Sure. There's a couple of reasons really. First is that a lot of 'fluff' in
C is rectified in D so that declarations and header files are a thing of
the past. Hence less repetition and housekeeping.
Second reason is (and I know this might sound idealistic), it'd be nice
to promote D more, and get more people using it, since it is a step up
from a C in many regards.

My code is still fairly small (certainly less than 1 million lines :) ), so it
won't be too much hassle.

Walter said:

> It does not do link time code generation nor profile guided optimization, although in my experiments such features pay off only in a small minority of cases.

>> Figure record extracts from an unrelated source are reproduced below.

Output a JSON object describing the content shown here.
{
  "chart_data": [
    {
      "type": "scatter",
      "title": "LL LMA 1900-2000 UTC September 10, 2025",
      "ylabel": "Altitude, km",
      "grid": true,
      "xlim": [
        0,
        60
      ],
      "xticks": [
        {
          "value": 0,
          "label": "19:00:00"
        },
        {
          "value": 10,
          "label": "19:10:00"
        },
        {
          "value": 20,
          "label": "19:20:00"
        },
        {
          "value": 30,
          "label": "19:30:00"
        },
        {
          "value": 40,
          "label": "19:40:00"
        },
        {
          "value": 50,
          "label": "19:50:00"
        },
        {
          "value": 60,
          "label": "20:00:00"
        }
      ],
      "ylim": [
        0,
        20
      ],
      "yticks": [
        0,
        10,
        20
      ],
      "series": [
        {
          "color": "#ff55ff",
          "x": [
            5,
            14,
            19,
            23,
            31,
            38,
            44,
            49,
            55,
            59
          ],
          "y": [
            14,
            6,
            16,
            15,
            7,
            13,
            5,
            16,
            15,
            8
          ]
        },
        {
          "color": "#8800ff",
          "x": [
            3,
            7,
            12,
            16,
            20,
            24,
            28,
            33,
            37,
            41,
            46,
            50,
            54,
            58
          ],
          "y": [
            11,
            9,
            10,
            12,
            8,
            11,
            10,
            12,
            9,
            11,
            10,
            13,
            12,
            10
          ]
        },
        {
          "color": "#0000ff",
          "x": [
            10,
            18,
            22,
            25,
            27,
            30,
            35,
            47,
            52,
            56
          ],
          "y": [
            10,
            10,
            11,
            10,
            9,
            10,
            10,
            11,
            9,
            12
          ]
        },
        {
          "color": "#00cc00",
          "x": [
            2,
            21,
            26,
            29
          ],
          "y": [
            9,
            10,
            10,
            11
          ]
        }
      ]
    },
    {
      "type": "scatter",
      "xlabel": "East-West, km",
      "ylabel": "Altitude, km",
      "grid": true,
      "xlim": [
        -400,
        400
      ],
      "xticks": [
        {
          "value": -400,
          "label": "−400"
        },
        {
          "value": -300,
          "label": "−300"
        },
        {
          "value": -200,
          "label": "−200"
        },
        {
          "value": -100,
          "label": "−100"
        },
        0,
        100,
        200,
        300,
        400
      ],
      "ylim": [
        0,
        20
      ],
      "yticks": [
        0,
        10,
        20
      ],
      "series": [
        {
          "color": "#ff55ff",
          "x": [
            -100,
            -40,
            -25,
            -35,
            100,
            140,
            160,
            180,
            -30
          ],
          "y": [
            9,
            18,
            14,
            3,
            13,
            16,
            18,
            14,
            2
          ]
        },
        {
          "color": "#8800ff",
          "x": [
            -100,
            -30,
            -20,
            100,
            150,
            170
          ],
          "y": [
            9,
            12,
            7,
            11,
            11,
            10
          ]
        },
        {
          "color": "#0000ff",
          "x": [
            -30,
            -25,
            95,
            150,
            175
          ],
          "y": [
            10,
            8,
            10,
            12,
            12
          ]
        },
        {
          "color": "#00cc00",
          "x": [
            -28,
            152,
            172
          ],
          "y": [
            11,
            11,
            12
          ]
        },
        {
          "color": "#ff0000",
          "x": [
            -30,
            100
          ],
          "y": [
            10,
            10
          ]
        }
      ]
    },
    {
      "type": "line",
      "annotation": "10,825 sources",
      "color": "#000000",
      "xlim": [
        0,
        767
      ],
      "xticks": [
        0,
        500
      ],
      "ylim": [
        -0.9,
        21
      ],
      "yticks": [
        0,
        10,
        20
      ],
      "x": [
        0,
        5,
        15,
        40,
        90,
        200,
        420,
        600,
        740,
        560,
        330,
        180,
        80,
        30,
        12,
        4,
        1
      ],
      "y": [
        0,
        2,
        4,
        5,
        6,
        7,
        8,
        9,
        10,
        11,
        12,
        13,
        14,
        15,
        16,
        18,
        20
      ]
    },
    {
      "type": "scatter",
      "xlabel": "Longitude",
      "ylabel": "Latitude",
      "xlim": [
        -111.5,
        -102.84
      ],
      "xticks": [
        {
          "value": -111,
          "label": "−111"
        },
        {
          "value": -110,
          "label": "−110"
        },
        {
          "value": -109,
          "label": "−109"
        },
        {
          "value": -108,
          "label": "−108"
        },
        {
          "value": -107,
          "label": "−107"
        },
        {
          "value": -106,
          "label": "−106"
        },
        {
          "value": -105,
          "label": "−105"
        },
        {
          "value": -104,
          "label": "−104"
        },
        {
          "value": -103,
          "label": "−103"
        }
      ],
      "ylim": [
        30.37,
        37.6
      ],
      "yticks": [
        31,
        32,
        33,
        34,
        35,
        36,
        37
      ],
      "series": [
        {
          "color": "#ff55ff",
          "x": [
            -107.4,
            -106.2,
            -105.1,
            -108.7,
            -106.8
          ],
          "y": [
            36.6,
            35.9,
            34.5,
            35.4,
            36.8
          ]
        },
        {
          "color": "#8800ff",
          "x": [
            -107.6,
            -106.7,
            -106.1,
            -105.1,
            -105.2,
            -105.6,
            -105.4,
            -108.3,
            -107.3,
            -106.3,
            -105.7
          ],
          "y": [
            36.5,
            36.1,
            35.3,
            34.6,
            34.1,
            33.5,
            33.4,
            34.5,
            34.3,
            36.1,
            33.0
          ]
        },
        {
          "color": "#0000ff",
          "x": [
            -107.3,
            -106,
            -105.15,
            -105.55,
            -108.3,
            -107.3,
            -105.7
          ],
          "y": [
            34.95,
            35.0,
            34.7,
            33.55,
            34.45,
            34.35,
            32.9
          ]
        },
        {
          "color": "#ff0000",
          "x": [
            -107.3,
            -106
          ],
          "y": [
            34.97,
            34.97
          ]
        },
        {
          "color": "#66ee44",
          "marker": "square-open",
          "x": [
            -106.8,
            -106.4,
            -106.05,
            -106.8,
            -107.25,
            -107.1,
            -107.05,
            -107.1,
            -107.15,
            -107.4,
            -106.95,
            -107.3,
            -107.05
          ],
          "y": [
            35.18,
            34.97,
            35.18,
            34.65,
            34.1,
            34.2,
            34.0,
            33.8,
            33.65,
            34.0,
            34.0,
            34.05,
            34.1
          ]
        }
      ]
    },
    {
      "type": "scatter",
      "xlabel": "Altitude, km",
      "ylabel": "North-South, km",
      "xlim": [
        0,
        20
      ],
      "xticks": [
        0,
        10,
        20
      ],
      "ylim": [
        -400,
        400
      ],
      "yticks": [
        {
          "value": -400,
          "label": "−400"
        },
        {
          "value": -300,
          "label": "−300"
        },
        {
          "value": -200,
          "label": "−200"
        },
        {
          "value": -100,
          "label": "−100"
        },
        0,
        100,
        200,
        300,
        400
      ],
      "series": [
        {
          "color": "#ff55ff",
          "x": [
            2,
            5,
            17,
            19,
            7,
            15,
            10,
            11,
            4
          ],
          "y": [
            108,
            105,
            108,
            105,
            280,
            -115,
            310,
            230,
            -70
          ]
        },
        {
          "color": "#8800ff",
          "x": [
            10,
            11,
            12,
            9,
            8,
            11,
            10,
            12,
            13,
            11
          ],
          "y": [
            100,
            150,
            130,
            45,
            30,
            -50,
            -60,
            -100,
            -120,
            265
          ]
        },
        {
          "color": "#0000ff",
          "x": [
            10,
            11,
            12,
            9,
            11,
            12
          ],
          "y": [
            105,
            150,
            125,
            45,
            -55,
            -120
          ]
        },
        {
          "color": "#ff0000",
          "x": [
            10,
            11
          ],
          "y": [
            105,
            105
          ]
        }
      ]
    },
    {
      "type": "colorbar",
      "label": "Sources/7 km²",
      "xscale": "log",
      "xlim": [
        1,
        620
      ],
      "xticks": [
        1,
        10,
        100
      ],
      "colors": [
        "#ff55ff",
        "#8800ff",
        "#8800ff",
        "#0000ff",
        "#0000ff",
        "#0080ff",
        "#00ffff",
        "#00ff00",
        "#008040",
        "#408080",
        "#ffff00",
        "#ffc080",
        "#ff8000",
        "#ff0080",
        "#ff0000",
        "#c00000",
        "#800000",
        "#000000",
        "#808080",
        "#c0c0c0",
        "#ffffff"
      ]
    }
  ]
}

In VC++, PGO is a great speed help because of inlining, but from what you said
later, this doesn't seem to be so much of an issue with D as (like you said),
it has access to all the code anyway. I'm a little concerned though about the floating
point performance, as raytracing does quite a bit of this of course.

The DMC++ compiler you mentioned sounds interesting too. I'd like to compare performance with that, the VC++ one, and the Intel compiler.

Thanks to Robert, for recommending VisualD and the bindings. I might try all three D compilers to which gets the best speed, but perhaps LDC seems most promising from what you've said. I suppose in the future when many-core becomes prevalent that compiler optimization won't be so much of an issue because of the relative simplicity compared to the tricks of the present day CPU.

One issue I have with the Visual C++ compiler is that it doesn't seem to support
loop unswitching (i.e. doubling up code with boolean If statements). I wonder if
one of the D compilers supports it. I started a thread over at cprogramming
about it here: http://cboard.cprogramming.com/c-programming/126756-lack-compiler-loop-optimization-loop-unswitching.html


> I have some decent CUDA bindings with a nice high level API that I'd be willing to share/open source. But you still have to write the actual GPU kernels in C/C++.

Thanks, I'll bear those in mind.

Cheers, Dan
May 18, 2010
%u wrote:
> The DMC++ compiler you mentioned sounds interesting too. I'd like to compare
> performance with that, the VC++ one, and the Intel compiler.

When comparing D performance with C++, it is best to compare compilers with the same back end, i.e.:

   dmd with dmc
   gcc with gdc
   lcc with ldc

This is because back ends can vary greatly in the code generated.